In the java and C/C++ worlds though, floats and doubles are often used, even in business applications.

For COBOL to Java integration it is therefore important to understand how such numerics can be interchanged.

z/OS does not encode float and double data items in the usual IEEE754 way expected by Java and C/C++ developers.

To illustrate the differences lets use a COBOL program with a data item defined like this:

   01 W-ZOS-FLOAT  USAGE COMP-1 VALUE -375.256.

If we look at the content of this data item, it's hexadecimal representation is:

   X'C3177419'

or in binary:

   11000011 00010111 01110100 00011001
   ^^-----^ ^------------------------^
   |   |               |-mantissa
   |   |-biased exponent
   |-sign

The sign bit is turned on as we have stored a negative number. This is pretty much the only thing that is common with IEEE754.

The biased exponent is stored on 7 bits. The bias is X'40' (decimal 64). In our case, the decimal value stored in the biased exponent is 67, therefore the exponent is 67 - 64 (bias) = 3. Beware that this is an hexadecimal exponent, not a decimal one.

Finally, the content of the last 3 bytes is the mantissa, in our case: X'177419'. Now, since the exponent is 3, the integer part is X'177' (375 decimal as expected). The fractional part, X'419' is trickier to convert back to decimal. This is because most calculators have decimal to hexadecimal converters that do not work on fractions.

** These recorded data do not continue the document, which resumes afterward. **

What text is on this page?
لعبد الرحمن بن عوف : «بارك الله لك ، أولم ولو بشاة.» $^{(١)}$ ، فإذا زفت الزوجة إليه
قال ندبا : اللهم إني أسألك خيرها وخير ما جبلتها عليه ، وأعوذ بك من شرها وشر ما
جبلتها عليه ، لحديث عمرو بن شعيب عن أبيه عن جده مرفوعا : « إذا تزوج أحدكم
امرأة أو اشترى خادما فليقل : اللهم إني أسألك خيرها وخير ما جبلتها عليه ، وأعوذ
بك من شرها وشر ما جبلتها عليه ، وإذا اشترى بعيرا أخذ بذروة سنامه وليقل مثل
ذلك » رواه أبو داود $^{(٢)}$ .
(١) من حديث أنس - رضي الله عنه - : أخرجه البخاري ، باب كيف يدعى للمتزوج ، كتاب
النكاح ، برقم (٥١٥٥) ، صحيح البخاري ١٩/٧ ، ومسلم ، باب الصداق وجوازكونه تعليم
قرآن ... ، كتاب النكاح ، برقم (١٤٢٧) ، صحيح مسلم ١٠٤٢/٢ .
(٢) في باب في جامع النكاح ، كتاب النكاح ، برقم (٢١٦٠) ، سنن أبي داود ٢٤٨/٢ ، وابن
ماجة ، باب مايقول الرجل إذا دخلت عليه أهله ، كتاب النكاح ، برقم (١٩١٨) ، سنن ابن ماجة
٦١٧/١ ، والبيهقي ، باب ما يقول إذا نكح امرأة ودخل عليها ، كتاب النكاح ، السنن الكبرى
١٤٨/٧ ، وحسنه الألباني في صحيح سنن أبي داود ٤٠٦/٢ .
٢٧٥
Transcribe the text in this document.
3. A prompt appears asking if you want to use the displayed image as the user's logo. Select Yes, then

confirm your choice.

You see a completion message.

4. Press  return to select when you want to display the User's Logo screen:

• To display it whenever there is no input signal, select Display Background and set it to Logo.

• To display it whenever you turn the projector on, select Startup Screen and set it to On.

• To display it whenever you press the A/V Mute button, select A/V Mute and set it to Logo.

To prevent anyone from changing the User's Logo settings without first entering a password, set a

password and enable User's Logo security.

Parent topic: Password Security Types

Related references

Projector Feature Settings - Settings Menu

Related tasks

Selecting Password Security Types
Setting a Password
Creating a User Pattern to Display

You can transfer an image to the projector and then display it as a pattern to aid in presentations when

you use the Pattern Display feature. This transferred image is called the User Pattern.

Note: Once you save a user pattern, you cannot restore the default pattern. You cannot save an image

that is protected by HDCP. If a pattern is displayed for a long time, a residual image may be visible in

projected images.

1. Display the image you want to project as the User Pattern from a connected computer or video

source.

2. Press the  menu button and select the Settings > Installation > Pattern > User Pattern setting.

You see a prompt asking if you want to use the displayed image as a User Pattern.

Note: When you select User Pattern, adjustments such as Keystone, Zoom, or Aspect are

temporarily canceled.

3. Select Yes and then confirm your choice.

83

X'419' should be interpreted as 4 * (16**-1) + 1 * (16**-2) + 9 * (16**-3). You can use the calculator again if you observe that multiplying by 16**3, you get 4 *(16**2) + 1 * (16**1) + 9 * (16**0). In other words you can divide X'419'(decimal 1049) by 16**3 (decimal 4096) and you get 0,256103515625 which is our fractional part in decimal.

In summary, z/OS float items are Hexadecimal-based with a 7 bit exponent and 24 bit mantissa.

By contrast, IEEE754 floats are binary based, with an 8 bit exponent and 23 bit mantissa (called significand in the distributed world).

The internal representation of our -375.256 value is therefore:

   X'C3BBA0C5'

or in binary:

   11000011 10111011 10100000 11000101
   ^^-------^^-----------------------^
   |   |               |-mantissa
   |   |-biased exponent
   |-sign

Sign digit is same as z/OS as already mentioned.

The 8 bit biased exponent is 10000111 or 135 decimal. Float exponents in IEEE754 have a 127 decimal bias, the exponent is therefore 135 - 127 (bias) = 8. Beware that this is a binary exponent not a decimal one.

The 23 bit mantissa is 01110111010000011000101, BUT, there is an implied 1 as the most significant bit (msb). The real mantissa is therefore: 101110111010000011000101.

The integer part starts right after the implicit msb. Since we have an 8 exponent, the integer part is: 101110111 or 375 decimal.

Now for the fractional part, 010000011000101, again you can use a regular calculator which gives a decimal value of 8389 but you must divide that by 2**15 (23 bits - 8 exponent bits) or 8389 / 32768 = 0,256011962890625 which is our fractional part in decimal.

As you can see, although z/OS floats and IEEE754 floats are both 4 bytes long, they store numbers in quite a different way so don't attempt to push Java floats directly to COBOL buffers!